화학공학소재연구정보센터
Journal of the American Chemical Society, Vol.131, No.14, 5244-5250, 2009
Kinetics of Silica Nucleation on Carboxyl- and Amine-Terminated Surfaces: Insights for Biomineralization
An in situ, atomic force microscopy-(AFM-)-based experimental approach is developed to directly measure the kinetics of silica nucleation on model biosubstrates under chemical conditions that mimic natural biosilica deposition environments.

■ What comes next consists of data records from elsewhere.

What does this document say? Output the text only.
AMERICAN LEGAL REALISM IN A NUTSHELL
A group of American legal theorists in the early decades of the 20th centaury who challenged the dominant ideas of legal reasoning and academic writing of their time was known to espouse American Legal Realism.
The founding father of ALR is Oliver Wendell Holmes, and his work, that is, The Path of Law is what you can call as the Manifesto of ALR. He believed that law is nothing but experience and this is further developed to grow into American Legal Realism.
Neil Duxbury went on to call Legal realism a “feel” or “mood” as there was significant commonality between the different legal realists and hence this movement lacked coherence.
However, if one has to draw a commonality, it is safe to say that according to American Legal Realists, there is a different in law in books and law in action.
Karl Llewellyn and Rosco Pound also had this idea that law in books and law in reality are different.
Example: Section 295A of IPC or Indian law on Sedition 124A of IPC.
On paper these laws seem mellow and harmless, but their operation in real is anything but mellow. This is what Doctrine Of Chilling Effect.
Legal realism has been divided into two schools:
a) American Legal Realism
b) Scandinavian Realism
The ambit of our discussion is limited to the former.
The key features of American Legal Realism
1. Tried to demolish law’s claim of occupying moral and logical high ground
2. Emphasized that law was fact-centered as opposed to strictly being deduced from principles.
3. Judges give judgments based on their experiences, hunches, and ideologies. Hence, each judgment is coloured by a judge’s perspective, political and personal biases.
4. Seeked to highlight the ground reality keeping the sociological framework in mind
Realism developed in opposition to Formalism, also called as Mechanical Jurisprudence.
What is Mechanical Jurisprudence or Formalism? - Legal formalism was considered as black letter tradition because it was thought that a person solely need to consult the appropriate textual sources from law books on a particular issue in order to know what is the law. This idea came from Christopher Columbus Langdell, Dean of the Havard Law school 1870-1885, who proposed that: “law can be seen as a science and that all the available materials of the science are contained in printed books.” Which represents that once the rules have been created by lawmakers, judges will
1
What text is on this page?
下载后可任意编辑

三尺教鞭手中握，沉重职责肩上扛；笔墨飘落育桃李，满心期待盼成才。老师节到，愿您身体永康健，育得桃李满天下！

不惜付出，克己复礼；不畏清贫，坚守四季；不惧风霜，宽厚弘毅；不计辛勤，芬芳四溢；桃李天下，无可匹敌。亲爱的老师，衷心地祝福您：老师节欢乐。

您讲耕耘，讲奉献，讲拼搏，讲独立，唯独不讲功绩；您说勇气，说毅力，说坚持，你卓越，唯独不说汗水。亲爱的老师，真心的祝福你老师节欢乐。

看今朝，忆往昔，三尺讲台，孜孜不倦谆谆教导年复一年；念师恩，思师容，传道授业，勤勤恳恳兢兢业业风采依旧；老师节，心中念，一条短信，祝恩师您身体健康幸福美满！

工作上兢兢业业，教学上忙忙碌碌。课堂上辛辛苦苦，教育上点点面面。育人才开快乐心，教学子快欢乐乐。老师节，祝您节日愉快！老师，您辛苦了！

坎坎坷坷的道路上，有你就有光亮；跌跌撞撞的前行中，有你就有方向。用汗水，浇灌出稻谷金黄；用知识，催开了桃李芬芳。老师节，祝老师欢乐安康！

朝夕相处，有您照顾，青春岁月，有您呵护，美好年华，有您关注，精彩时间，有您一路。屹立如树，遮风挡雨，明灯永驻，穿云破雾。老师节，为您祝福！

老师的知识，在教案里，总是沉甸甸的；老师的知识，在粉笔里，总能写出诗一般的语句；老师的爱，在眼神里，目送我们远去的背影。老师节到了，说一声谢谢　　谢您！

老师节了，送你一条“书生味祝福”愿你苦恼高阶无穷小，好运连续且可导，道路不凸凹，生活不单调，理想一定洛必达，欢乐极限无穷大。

Relative contributions of thermodynamic and kinetic drivers to surface nucleation are quantified by use of amine-, carboxyl-, and hybrid NH3+/COO--terminated surfaces as surrogates for charged and ionizable groups on silica-mineralizing organic matrices. The data show that amine-terminated surfaces do not promote silica nucleation, whereas carboxyl and hybrid NH3+/COO(-)substrates are active for silica deposition. The rate of silica nucleation is similar to 18x faster on the hybrid substrates than on carboxylated surfaces, but the free energy barriers to cluster formation are similar on both surface types. These findings suggest that surface nucleation rates are more sensitive to kinetic drivers than previously believed and that cooperative interactions between oppositely charged surface species play important roles in directing the onset of silica nucleation. Further experiments to test the importance of these cooperative interactions with patterned NH3+/COO-substrates, and aminated surfaces with solution-borne anionic species, confirm that silica nucleation is most rapid when oppositely charged species are proximal. By documenting the synergy that occurs between surface groups during silica formation, these findings demonstrate a new type of emergent behavior underlying the ability of self-assembled molecular templates to direct mineral formation.